The Nigerian High Commission in the United Kingdom states on its website that when a person applies for journalist’s visa, the application has to get ‘clearance from the Federal Ministry of Information and Communications and it can take anything from one week up to one month.’
After the journalist visa has been issued, the person is expected to head to the Federal Ministry of the Information, Abuja to get a clearance.
Although not expressly stated in the visa policy, The Punch learnt that the process of getting accreditation at the Federal Ministry of Information is often tedious and comes with its own requirements.
For instance, a circular issued by the Nigerian High Commission in the UK states that foreign journalists coming with video and camera equipment must be made to pay weekly.
The circular reads in part;
The weekly filming fee is $150 (N54,000) payable on arrival to the accreditation section, Federal Ministry of Information.

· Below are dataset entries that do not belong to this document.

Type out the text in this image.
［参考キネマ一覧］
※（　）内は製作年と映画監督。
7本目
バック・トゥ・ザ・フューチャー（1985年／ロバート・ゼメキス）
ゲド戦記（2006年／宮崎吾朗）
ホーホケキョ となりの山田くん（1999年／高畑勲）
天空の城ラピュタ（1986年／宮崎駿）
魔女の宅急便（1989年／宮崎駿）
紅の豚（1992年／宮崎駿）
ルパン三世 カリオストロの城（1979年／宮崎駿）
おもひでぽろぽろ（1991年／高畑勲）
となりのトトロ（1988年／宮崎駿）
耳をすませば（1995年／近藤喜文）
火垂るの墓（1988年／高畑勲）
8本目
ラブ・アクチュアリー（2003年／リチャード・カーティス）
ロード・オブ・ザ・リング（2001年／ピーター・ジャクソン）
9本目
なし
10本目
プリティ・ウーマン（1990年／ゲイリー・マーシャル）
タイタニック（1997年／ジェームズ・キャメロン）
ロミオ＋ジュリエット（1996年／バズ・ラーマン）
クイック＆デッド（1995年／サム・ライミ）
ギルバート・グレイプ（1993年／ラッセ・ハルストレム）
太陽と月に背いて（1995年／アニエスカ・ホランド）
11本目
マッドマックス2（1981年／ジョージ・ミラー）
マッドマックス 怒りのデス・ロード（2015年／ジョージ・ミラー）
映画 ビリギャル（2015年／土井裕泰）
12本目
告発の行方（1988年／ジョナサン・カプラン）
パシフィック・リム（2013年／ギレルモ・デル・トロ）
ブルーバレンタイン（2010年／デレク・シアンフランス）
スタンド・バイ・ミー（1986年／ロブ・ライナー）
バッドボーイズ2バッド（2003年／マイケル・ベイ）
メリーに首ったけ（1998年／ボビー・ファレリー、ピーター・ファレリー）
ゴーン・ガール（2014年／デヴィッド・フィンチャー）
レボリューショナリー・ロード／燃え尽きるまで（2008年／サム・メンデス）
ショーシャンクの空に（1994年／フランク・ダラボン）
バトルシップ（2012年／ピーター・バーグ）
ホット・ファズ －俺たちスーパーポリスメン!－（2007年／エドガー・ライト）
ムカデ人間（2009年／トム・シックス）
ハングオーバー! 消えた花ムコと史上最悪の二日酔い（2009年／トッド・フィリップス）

Please be advised that it is mandatory that all journalists issued with entry visas report for accreditation and documentation on arrival in Nigeria at the External Publicity Division, Federal Ministry of Information and Communication, Room 3, Wing A, Radio House, Garki, Abuja, before embarking on any assignment in the country.
Failure to report is a violation of the terms of entry.
Reacting to the development, the Executive Director, International Press Centre (IPC), Lanre Arogundade, condemned the Federal Government’s tough visa conditions for foreign journalists, adding that democratic nations ought to promote a free press.
Arogundade said Nigerian journalists could be made to suffer if other countries were to reciprocate.
The IPC executive director added;
It is not a right policy. It is not acceptable because it means it is the Ministry of Information that will decide who should come to the country or not and if they have issues with that journalist, he will not be allowed to come. I travelled to the Gambia under Yahaya Jameh’s dictatorship and it wasn’t this difficult to get a journalist visa.
He added that;
Nigerian journalists also apply for foreign visas and they are never given the condition of getting clearance from foreign ministries of information. So, it is just a form of gagging the press. They want to be able to control journalists and it is not good for the image of this country.
However, a source at the ministry said the visa requirement for journalists was put in place for security reasons, The Punch reports.
The policy predates this government. It is true that $150 is charged for those who want to do documentaries. It doesn’t apply to all journalists. Also, we ensure that visa applications of journalists are not delayed. No one is trying to stifle the press. We only do it for security reasons.